Entre TotalEnergies et les grévistes, un dialogue de sourd semble s’opérer depuis maintenant plusieurs mois et une issue ne semble pas se profiler pour le moment. Aurélien Colson, professeur de science politique à l’ESSEC Business School, où il dirige l’Institut de recherche et d’enseignement sur la négociation, appelle à plus de transparence dans les dialogues et défend la "stratégie Dracula".

Qu’est-ce que la "stratégie Dracula" ?

"C’est une tactique de négociation bien utile face à un interlocuteur de mauvaise foi, qui s’arc-boute sur des demandes manifestement excessives, ou bien persiste à ne pas argumenter ses propositions.", explique-t-il auprès de Planet.
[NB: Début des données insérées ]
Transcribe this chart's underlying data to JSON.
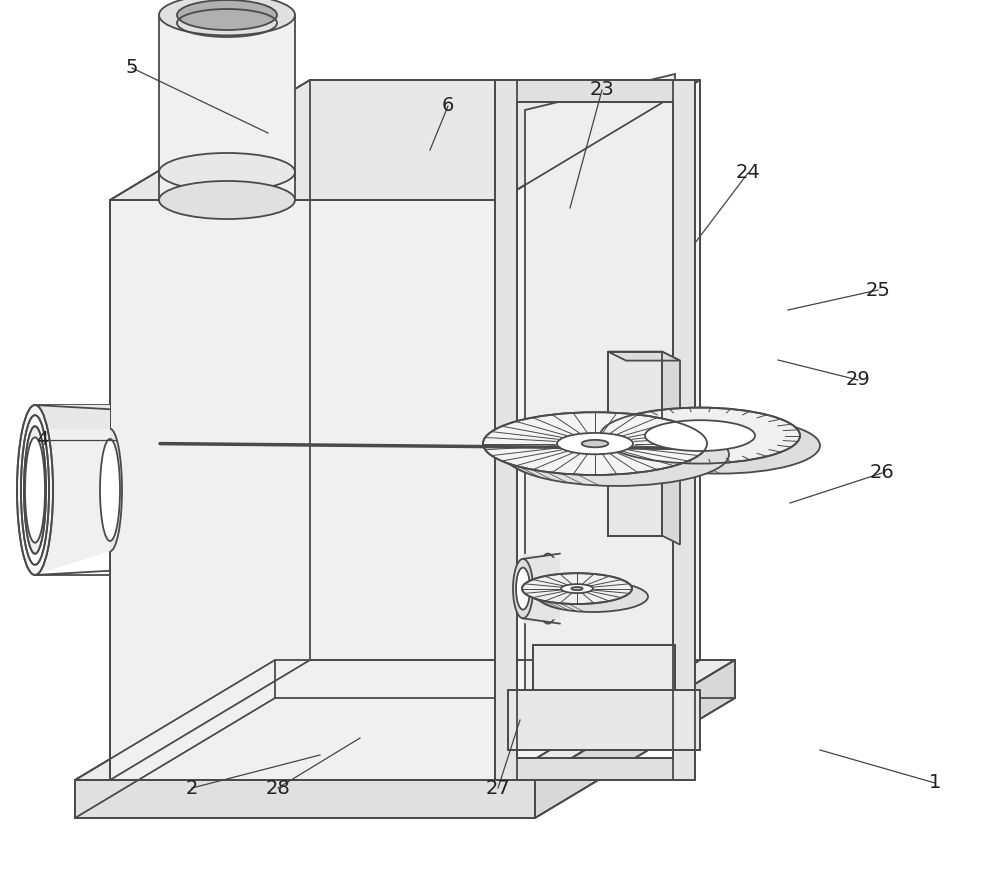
{
  "background_color": "#ffffff",
  "line_color": "#4a4a4a",
  "line_width": 1.3,
  "fig_width": 10.0,
  "fig_height": 8.88,
  "label_color": "#222222",
  "label_fontsize": 14
}
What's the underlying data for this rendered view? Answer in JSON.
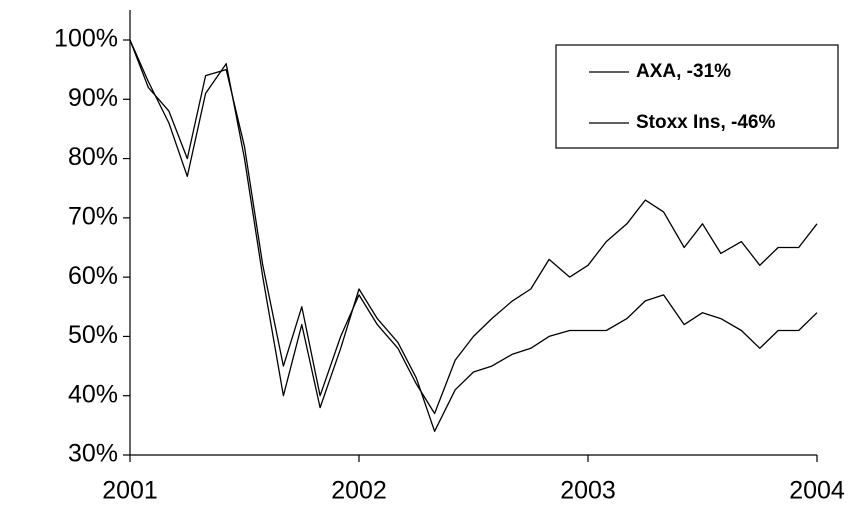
{
  "chart_data": {
    "type": "line",
    "x": [
      2001.0,
      2001.08,
      2001.17,
      2001.25,
      2001.33,
      2001.42,
      2001.5,
      2001.58,
      2001.67,
      2001.75,
      2001.83,
      2001.92,
      2002.0,
      2002.08,
      2002.17,
      2002.25,
      2002.33,
      2002.42,
      2002.5,
      2002.58,
      2002.67,
      2002.75,
      2002.83,
      2002.92,
      2003.0,
      2003.08,
      2003.17,
      2003.25,
      2003.33,
      2003.42,
      2003.5,
      2003.58,
      2003.67,
      2003.75,
      2003.83,
      2003.92,
      2004.0
    ],
    "series": [
      {
        "name": "AXA, -31%",
        "color": "#000000",
        "values": [
          100,
          92,
          88,
          80,
          94,
          95,
          82,
          62,
          45,
          55,
          40,
          50,
          57,
          52,
          48,
          42,
          37,
          46,
          50,
          53,
          56,
          58,
          63,
          60,
          62,
          66,
          69,
          73,
          71,
          65,
          69,
          64,
          66,
          62,
          65,
          65,
          69
        ]
      },
      {
        "name": "Stoxx Ins, -46%",
        "color": "#000000",
        "values": [
          100,
          93,
          86,
          77,
          91,
          96,
          80,
          60,
          40,
          52,
          38,
          48,
          58,
          53,
          49,
          43,
          34,
          41,
          44,
          45,
          47,
          48,
          50,
          51,
          51,
          51,
          53,
          56,
          57,
          52,
          54,
          53,
          51,
          48,
          51,
          51,
          54
        ]
      }
    ],
    "xlim": [
      2001,
      2004
    ],
    "xticks": [
      2001,
      2002,
      2003,
      2004
    ],
    "ylim": [
      30,
      100
    ],
    "yticks": [
      {
        "value": 30,
        "label": "30%"
      },
      {
        "value": 40,
        "label": "40%"
      },
      {
        "value": 50,
        "label": "50%"
      },
      {
        "value": 60,
        "label": "60%"
      },
      {
        "value": 70,
        "label": "70%"
      },
      {
        "value": 80,
        "label": "80%"
      },
      {
        "value": 90,
        "label": "90%"
      },
      {
        "value": 100,
        "label": "100%"
      }
    ],
    "grid": false,
    "legend": "top-right"
  }
}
Cette méthode de négociation "consiste à lui faire comprendre que la position qu’il défend ainsi ‘entre 4 yeux’ serait sans doute intenable aux yeux d’un plus large public", développe l’expert. Ainsi, cette stratégie est ainsi utile lorsque des tiers entrent en jeu. Ceux-ci peuvent aussi bien être "des collègues au sein d’une entreprise, ou bien l’opinion publique dans une négociation d’intérêt général", comme il est question dans le cas présent, éclaircit Aurélien Colson.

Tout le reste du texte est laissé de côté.